Q & A – Search Warrants

  1. Q: If I get stopped on the interstate, will the police search my car, regardless of whether or not I consent?

A: In interstate drug stop cases, sometimes drivers deny consent to search the vehicle and the vehicle is searched regardless of consent. However, law enforcement may not search a vehicle without consent unless the officer has a lawful reason and the authority to do so.

First consent must be voluntary. This means that law enforcement cannot coerce consent. Some law enforcement agencies will use written consent forms so that the individual who is stopped and detained may have the option of providing written consent. Other law enforcement agencies do not feel that consent forms are necessary, especially if the entire stop is being recorded by the police officer’s dash camera.

Second, if the driver or passenger of the vehicle does not give consent to search the vehicle, then the officer must have probable cause to search the vehicle. Probable cause is a legal standard whereby the officer must demonstrate well-grounded facts that a crime has been committed. An officer’s hunch or suspicions are not enough to search without consent or without a search warrant. The officer must be able to articulate, reasonable objective facts as to why he believes he will find contraband in the vehicle if he searches it. Courts have found that probable cause to search a vehicle may include the odor of marijuana, an alert and indication of a drug dog, or an admission by an occupant of the vehicle that there is a small amount of marijuana or other controlled substance in the vehicle. If an officer has probable cause to search the vehicle, the officer may search the entire vehicle. This includes both the trunk and the glove box. The officer who has probable cause to search the vehicle may also search packages and containers within the vehicle.

Third, it is important to recognize that while the standard of probable cause is not that high, it must still be respected by law enforcement. If there is no probable cause to search, the search and all items that it turned up will be suppressed as violations of the 4th and 14th amendments of the United States Constitution.

Fourth, the standard of probable cause is determined by a totality of the circumstances. This is the same for reasonable suspicion which allows law enforcement to detain someone while trying to establish probable cause to search. Sometimes when law enforcement officials are attempting to establish probable cause to search or reasonable suspicion to detain someone, they will infringe upon constitutional rights. Sometimes due to the intimidating presence of law enforcement or just plain nervousness, individuals fail to assert their constitutional rights, and either give law enforcement permission to search their vehicles or provide statements and information to law enforcement which, while seemingly innocuous on its face, is used to establish probable cause, and in some cases obtain a conviction.

Getting back to the original question, if an individual denies consent to search, law enforcement may not search the vehicle unless they have probable cause to believe that a crime has taken place.

  1. Q: Do police have to get a warrant to search my car?

A: The short answer is no. Due to the automobile exception, law enforcement officers do not need a warrant to search automobiles travelling on public roads and highways. The reasoning behind this is that while we certainly maintain an expectation of privacy in our personal effects and in our residences, we do not retain that same expectation of privacy when we are in public.
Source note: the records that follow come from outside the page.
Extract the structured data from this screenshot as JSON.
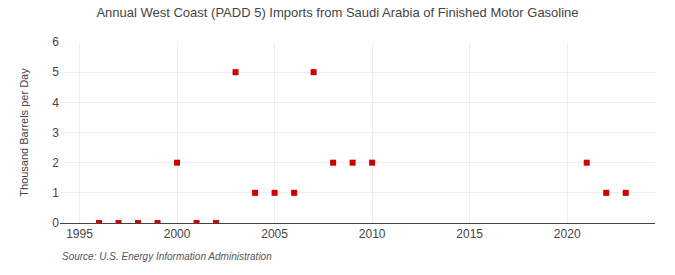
{
  "chart_data": {
    "type": "scatter",
    "title": "Annual West Coast (PADD 5) Imports from Saudi Arabia of Finished Motor Gasoline",
    "ylabel": "Thousand Barrels per Day",
    "annotations": [
      "Source: U.S. Energy Information Administration"
    ],
    "x": [
      1996,
      1997,
      1998,
      1999,
      2000,
      2001,
      2002,
      2003,
      2004,
      2005,
      2006,
      2007,
      2008,
      2009,
      2010,
      2021,
      2022,
      2023
    ],
    "values": [
      0,
      0,
      0,
      0,
      2,
      0,
      0,
      5,
      1,
      1,
      1,
      5,
      2,
      2,
      2,
      2,
      1,
      1
    ],
    "color": "#cc0000",
    "marker": "square",
    "xlim": [
      1994.0,
      2024.5
    ],
    "xticks": [
      1995,
      2000,
      2005,
      2010,
      2015,
      2020
    ],
    "ylim": [
      0,
      6
    ],
    "yticks": [
      0,
      1,
      2,
      3,
      4,
      5,
      6
    ],
    "grid": true
  }
}
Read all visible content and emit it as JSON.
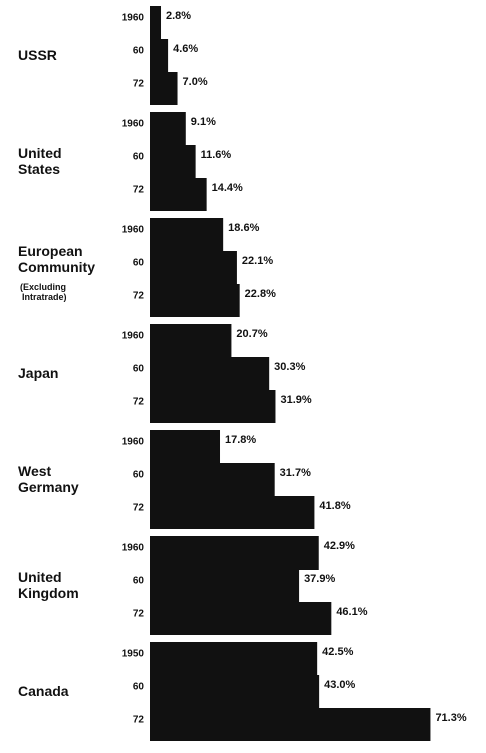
{
  "chart_data": {
    "type": "bar",
    "orientation": "horizontal",
    "color": "#111111",
    "xlim": [
      0,
      75
    ],
    "groups": [
      {
        "name": "USSR",
        "years": [
          "1960",
          "60",
          "72"
        ],
        "values": [
          2.8,
          4.6,
          7.0
        ],
        "value_labels": [
          "2.8%",
          "4.6%",
          "7.0%"
        ]
      },
      {
        "name": "United States",
        "years": [
          "1960",
          "60",
          "72"
        ],
        "values": [
          9.1,
          11.6,
          14.4
        ],
        "value_labels": [
          "9.1%",
          "11.6%",
          "14.4%"
        ]
      },
      {
        "name": "European Community",
        "note": "(Excluding Intratrade)",
        "years": [
          "1960",
          "60",
          "72"
        ],
        "values": [
          18.6,
          22.1,
          22.8
        ],
        "value_labels": [
          "18.6%",
          "22.1%",
          "22.8%"
        ]
      },
      {
        "name": "Japan",
        "years": [
          "1960",
          "60",
          "72"
        ],
        "values": [
          20.7,
          30.3,
          31.9
        ],
        "value_labels": [
          "20.7%",
          "30.3%",
          "31.9%"
        ]
      },
      {
        "name": "West Germany",
        "years": [
          "1960",
          "60",
          "72"
        ],
        "values": [
          17.8,
          31.7,
          41.8
        ],
        "value_labels": [
          "17.8%",
          "31.7%",
          "41.8%"
        ]
      },
      {
        "name": "United Kingdom",
        "years": [
          "1960",
          "60",
          "72"
        ],
        "values": [
          42.9,
          37.9,
          46.1
        ],
        "value_labels": [
          "42.9%",
          "37.9%",
          "46.1%"
        ]
      },
      {
        "name": "Canada",
        "years": [
          "1950",
          "60",
          "72"
        ],
        "values": [
          42.5,
          43.0,
          71.3
        ],
        "value_labels": [
          "42.5%",
          "43.0%",
          "71.3%"
        ]
      }
    ]
  }
}
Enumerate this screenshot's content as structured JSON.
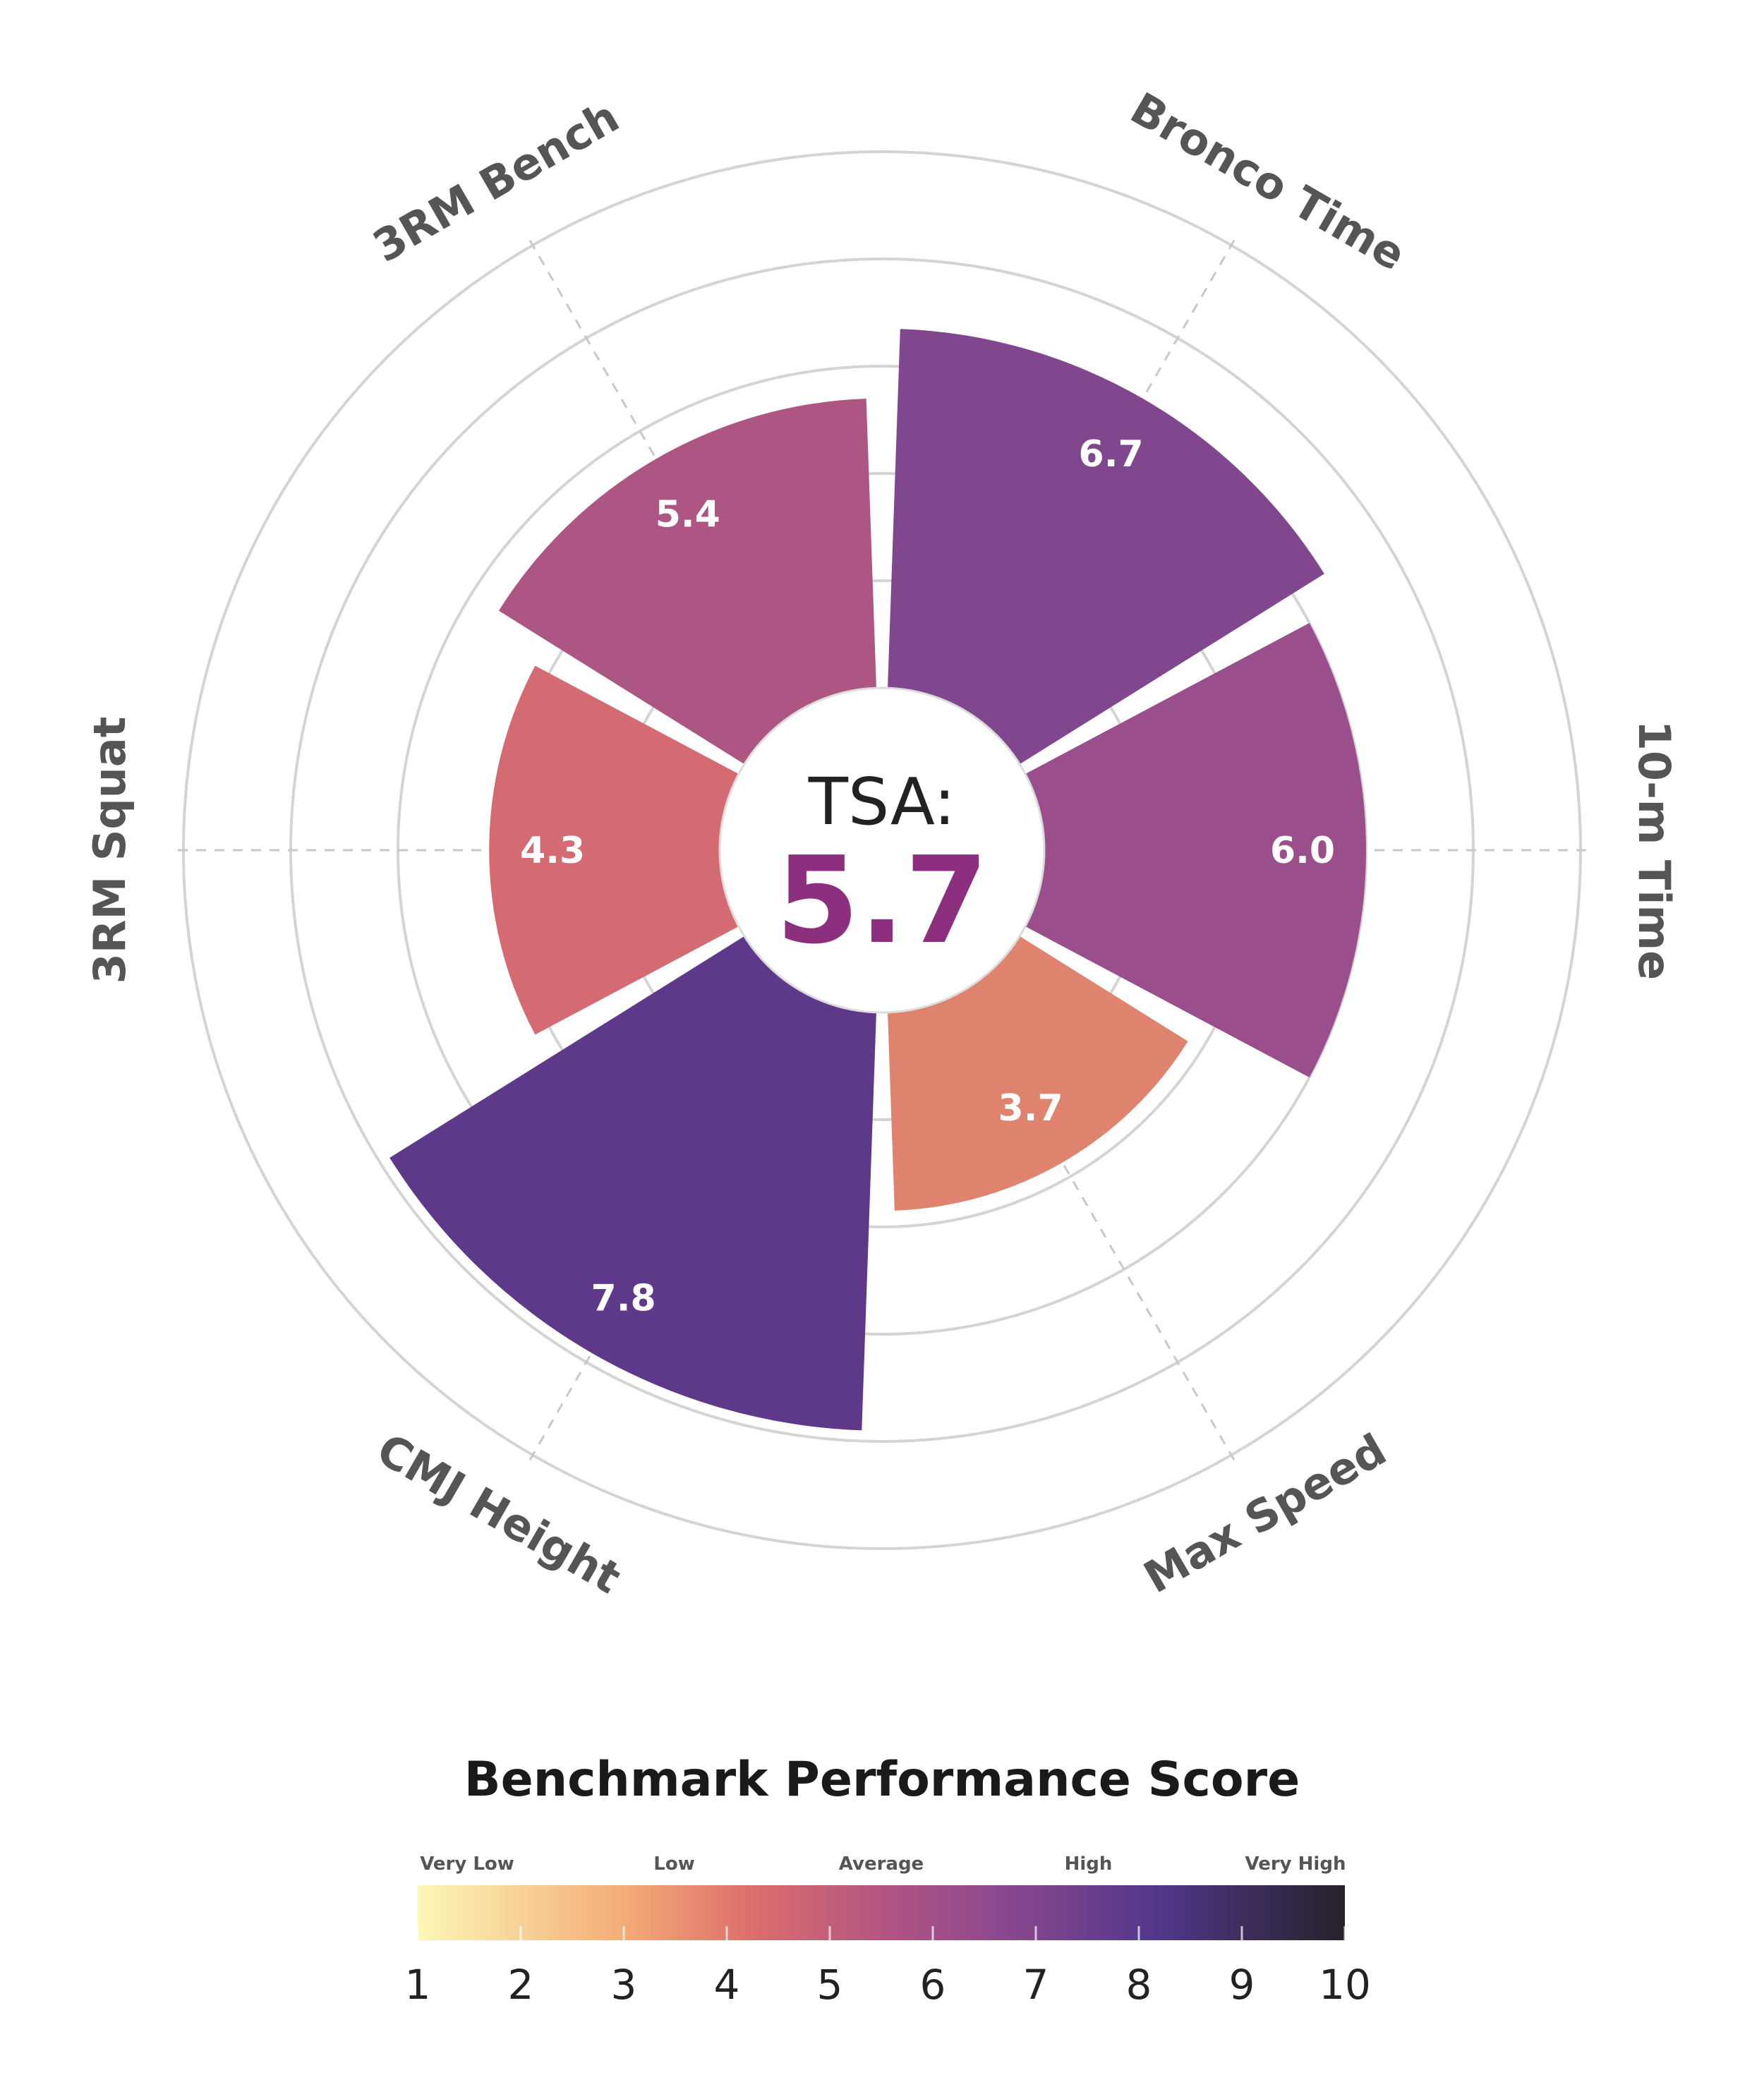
{
  "chart_data": {
    "type": "polar-bar",
    "scale": [
      0,
      10
    ],
    "rings": [
      2,
      4,
      6,
      8,
      10
    ],
    "categories": [
      "Bronco Time",
      "10-m Time",
      "Max Speed",
      "CMJ Height",
      "3RM Squat",
      "3RM Bench"
    ],
    "values": [
      6.7,
      6.0,
      3.7,
      7.8,
      4.3,
      5.4
    ],
    "value_labels": [
      "6.7",
      "6.0",
      "3.7",
      "7.8",
      "4.3",
      "5.4"
    ],
    "center": {
      "title": "TSA:",
      "score": "5.7",
      "score_color": "#8b2f7e"
    },
    "colorbar": {
      "title": "Benchmark Performance Score",
      "categories": [
        "Very Low",
        "Low",
        "Average",
        "High",
        "Very High"
      ],
      "ticks": [
        "1",
        "2",
        "3",
        "4",
        "5",
        "6",
        "7",
        "8",
        "9",
        "10"
      ],
      "range": [
        1,
        10
      ],
      "colormap": [
        "#fcfdbf",
        "#feb078",
        "#f1605d",
        "#b73779",
        "#721f81",
        "#2c115f",
        "#000004"
      ]
    }
  }
}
When we travel on roads and highways, we expect to see other people and government officials, as the roads and highways often belong to the government. It is important to recognize that though you have a lesser expectation of privacy on a public road or highway, does not mean you have no expectation of privacy or to be free from unreasonable searches and seizures. For this reason, individuals travelling on a highway have a right to deny consent to the search of their vehicles, and also have the right to be free from unlawful detentions. Put simply, just because police do not need a warrant to search your car, doesn’t mean that they automatically get to do it without consent or a legal reason to do so. In summary, police do not need a warrant to search your car when your car is on public roads and highways, or at a public location in general. However, this does not mean that law enforcement may search vehicles at will without meeting certain specified legal standards.